Over the past several years, the Internet and other computer networks have become increasingly accepted and popular as conduits for conducting business and performing other sensitive transactions. For example, online shopping, banking, and security trading over the Internet, all of which can involve the transmission of sensitive, personal, and financial information, have become commonplace.
As activities requiring sensitive transactions have become more commonplace, so too have security concerns surrounding these transactions. In response, several security features have been implemented to secure sensitive transactions over the Internet and other computer networks. For example, a Secure Sockets Layer (SSL) has been developed to establish a secure communications link or connection between a client and a server. This secure connection is established using a public key cryptography technique, whereby a secret key for the session is exchanged as the server transmits its public encryption key to the client, and the client randomly generates a private key that is encrypted using the public key and transmitted back to the server.
Communications over computer networks using a variety of protocols can be made more secure using SSL. One example of such a communications protocol that occurs via the World Wide Web (WWW) is the Hypertext Transport Protocol (HTTP), which can be accomplished over SSL using HTTP over SSL, which is also referred to as Hypertext Transport Protocol Secure (HTTPS). Similarly, other communications protocols can be used over SSL, such as the File Transfer Protocol (FTP), the Simple Mail Transfer Protocol (SMTP), and others. Frequently, communications over SSL use a different Transmission Control Protocol/Internet Protocol (TCP/IP) port than non-secure or unencrypted communications. For example, standard HTTP communications use port 80, while HTTPS communications often use port 443.

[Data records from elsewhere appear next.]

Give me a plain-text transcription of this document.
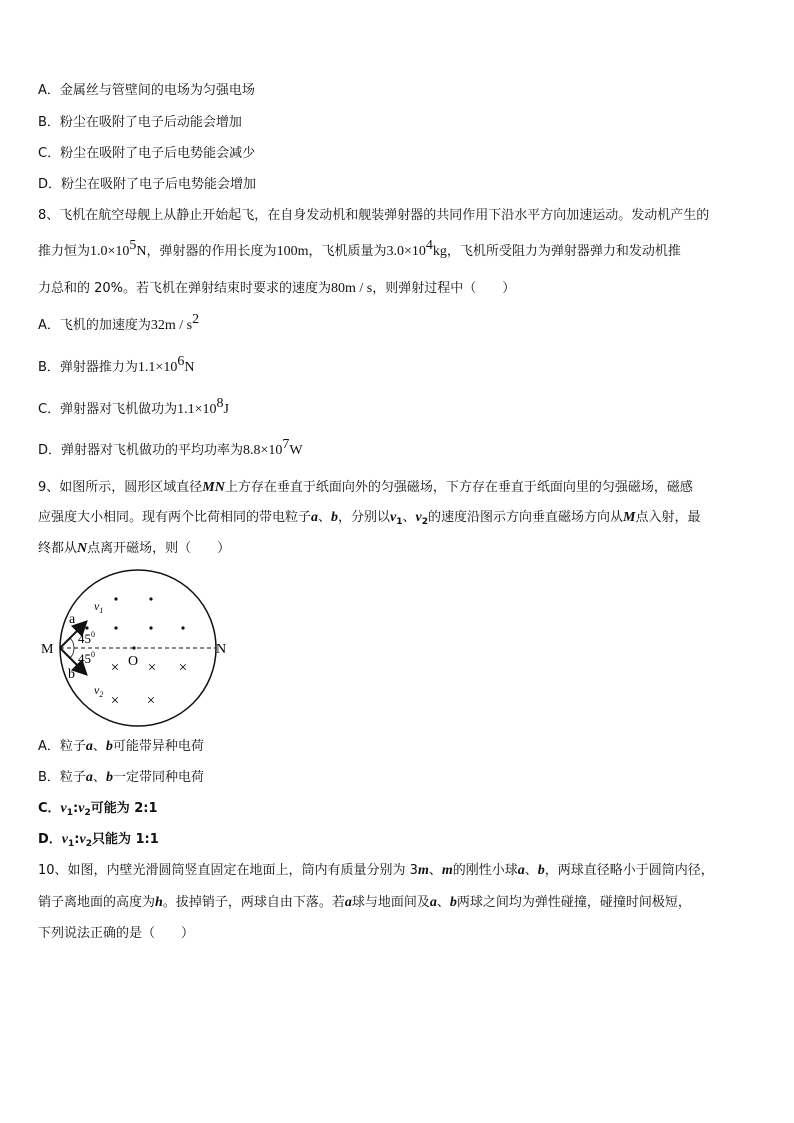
A．金属丝与管壁间的电场为匀强电场
B．粉尘在吸附了电子后动能会增加
C．粉尘在吸附了电子后电势能会减少
D．粉尘在吸附了电子后电势能会增加
8、飞机在航空母舰上从静止开始起飞，在自身发动机和舰装弹射器的共同作用下沿水平方向加速运动。发动机产生的
推力恒为$1.0\times 10^5N$，弹射器的作用长度为100m，飞机质量为$3.0\times 10^4kg$，飞机所受阻力为弹射器弹力和发动机推
力总和的 20%。若飞机在弹射结束时要求的速度为80m / s，则弹射过程中（　　）
A．飞机的加速度为$32m / s^2$
B．弹射器推力为$1.1\times 10^6N$
C．弹射器对飞机做功为$1.1\times 10^8J$
D．弹射器对飞机做功的平均功率为$8.8\times 10^7W$
9、如图所示，圆形区域直径MN上方存在垂直于纸面向外的匀强磁场，下方存在垂直于纸面向里的匀强磁场，磁感
应强度大小相同。现有两个比荷相同的带电粒子a、b，分别以$v_1$、$v_2$的速度沿图示方向垂直磁场方向从M点入射，最
终都从N点离开磁场，则（　　）
× × ×
× ×
M	N
O
a
b
$v_1$
$v_2$
$45^0$
$45^0$
A．粒子a、b可能带异种电荷
B．粒子a、b一定带同种电荷
C．$v_1:v_2$可能为 2:1
D．$v_1:v_2$只能为 1:1
10、如图，内壁光滑圆筒竖直固定在地面上，筒内有质量分别为 3m、m的刚性小球a、b，两球直径略小于圆筒内径，
销子离地面的高度为h。拔掉销子，两球自由下落。若a球与地面间及a、b两球之间均为弹性碰撞，碰撞时间极短，
下列说法正确的是（　　）
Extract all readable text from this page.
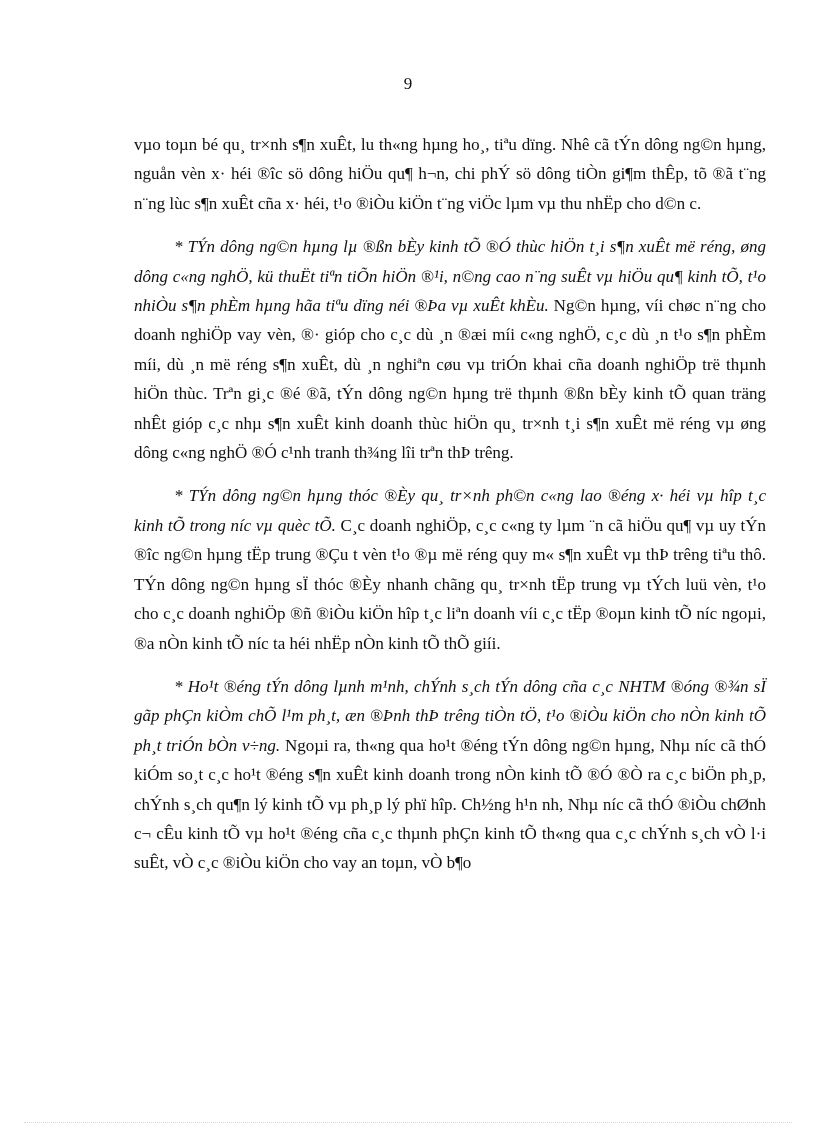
9

vµo toµn bé qu¸ tr×nh s¶n xuÊt, lu th«ng hµng ho¸, tiªu dïng. Nhê cã tÝn dông ng©n hµng, nguån vèn x· héi ®îc sö dông hiÖu qu¶ h¬n, chi phÝ sö dông tiÒn gi¶m thÊp, tõ ®ã t¨ng n¨ng lùc s¶n xuÊt cña x· héi, t¹o ®iÒu kiÖn t¨ng viÖc lµm vµ thu nhËp cho d©n c.

* TÝn dông ng©n hµng lµ ®ßn bÈy kinh tÕ ®Ó thùc hiÖn t¸i s¶n xuÊt më réng, øng dông c«ng nghÖ, kü thuËt tiªn tiÕn hiÖn ®¹i, n©ng cao n¨ng suÊt vµ hiÖu qu¶ kinh tÕ, t¹o nhiÒu s¶n phÈm hµng hãa tiªu dïng néi ®Þa vµ xuÊt khÈu. Ng©n hµng, víi chøc n¨ng cho doanh nghiÖp vay vèn, ®· gióp cho c¸c dù ¸n ®æi míi c«ng nghÖ, c¸c dù ¸n t¹o s¶n phÈm míi, dù ¸n më réng s¶n xuÊt, dù ¸n nghiªn cøu vµ triÓn khai cña doanh nghiÖp trë thµnh hiÖn thùc. Trªn gi¸c ®é ®ã, tÝn dông ng©n hµng trë thµnh ®ßn bÈy kinh tÕ quan träng nhÊt gióp c¸c nhµ s¶n xuÊt kinh doanh thùc hiÖn qu¸ tr×nh t¸i s¶n xuÊt më réng vµ øng dông c«ng nghÖ ®Ó c¹nh tranh th¾ng lîi trªn thÞ trêng.

* TÝn dông ng©n hµng thóc ®Èy qu¸ tr×nh ph©n c«ng lao ®éng x· héi vµ hîp t¸c kinh tÕ trong níc vµ quèc tÕ. C¸c doanh nghiÖp, c¸c c«ng ty lµm ¨n cã hiÖu qu¶ vµ uy tÝn ®îc ng©n hµng tËp trung ®Çu t vèn t¹o ®µ më réng quy m« s¶n xuÊt vµ thÞ trêng tiªu thô. TÝn dông ng©n hµng sÏ thóc ®Èy nhanh chãng qu¸ tr×nh tËp trung vµ tÝch luü vèn, t¹o cho c¸c doanh nghiÖp ®ñ ®iÒu kiÖn hîp t¸c liªn doanh víi c¸c tËp ®oµn kinh tÕ níc ngoµi, ®a nÒn kinh tÕ níc ta héi nhËp nÒn kinh tÕ thÕ giíi.

* Ho¹t ®éng tÝn dông lµnh m¹nh, chÝnh s¸ch tÝn dông cña c¸c NHTM ®óng ®¾n sÏ gãp phÇn kiÒm chÕ l¹m ph¸t, æn ®Þnh thÞ trêng tiÒn tÖ, t¹o ®iÒu kiÖn cho nÒn kinh tÕ ph¸t triÓn bÒn v÷ng. Ngoµi ra, th«ng qua ho¹t ®éng tÝn dông ng©n hµng, Nhµ níc cã thÓ kiÓm so¸t c¸c ho¹t ®éng s¶n xuÊt kinh doanh trong nÒn kinh tÕ ®Ó ®Ò ra c¸c biÖn ph¸p, chÝnh s¸ch qu¶n lý kinh tÕ vµ ph¸p lý phï hîp. Ch½ng h¹n nh, Nhµ níc cã thÓ ®iÒu chØnh c¬ cÊu kinh tÕ vµ ho¹t ®éng cña c¸c thµnh phÇn kinh tÕ th«ng qua c¸c chÝnh s¸ch vÒ l·i suÊt, vÒ c¸c ®iÒu kiÖn cho vay an toµn, vÒ b¶o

Some applications and servers, however, do not follow the convention of using different communications channels (e.g., communicating via different TCP/IP ports) for encrypted and unencrypted communications. For example, some servers that service incoming requests, such as structured query language (SQL) requests, use the same communications channel (e.g., TCP/IP port 80) for both unencrypted and encrypted communications (e.g., communications over SSL).
One example of such a server that uses the same communications channel for both unencrypted communications and encrypted communications over SSL is the SQL server available from Microsoft Corp (referred to herein as the MS SQL Server). The MS SQL Server (which is used generically herein as referring to MS SQL Server 2000, or other comparable versions of the MS SQL Server) includes the SSL handshake as part of the standard Tabular Data Stream (TDS) handshake used by the server. Because this SSL handshake is packaged within the proprietary TDS handshake of the server, however, standard SSL software libraries cannot be used to service the SSL communications transmitted to and received from the server.
Therefore, it is desirable to provide a technique that allows standard libraries to service encrypted communications, such as SSL communications, transmitted to and received from a server that packages the encryption handshake protocol associated with the encrypted communication in a proprietary handshake protocol.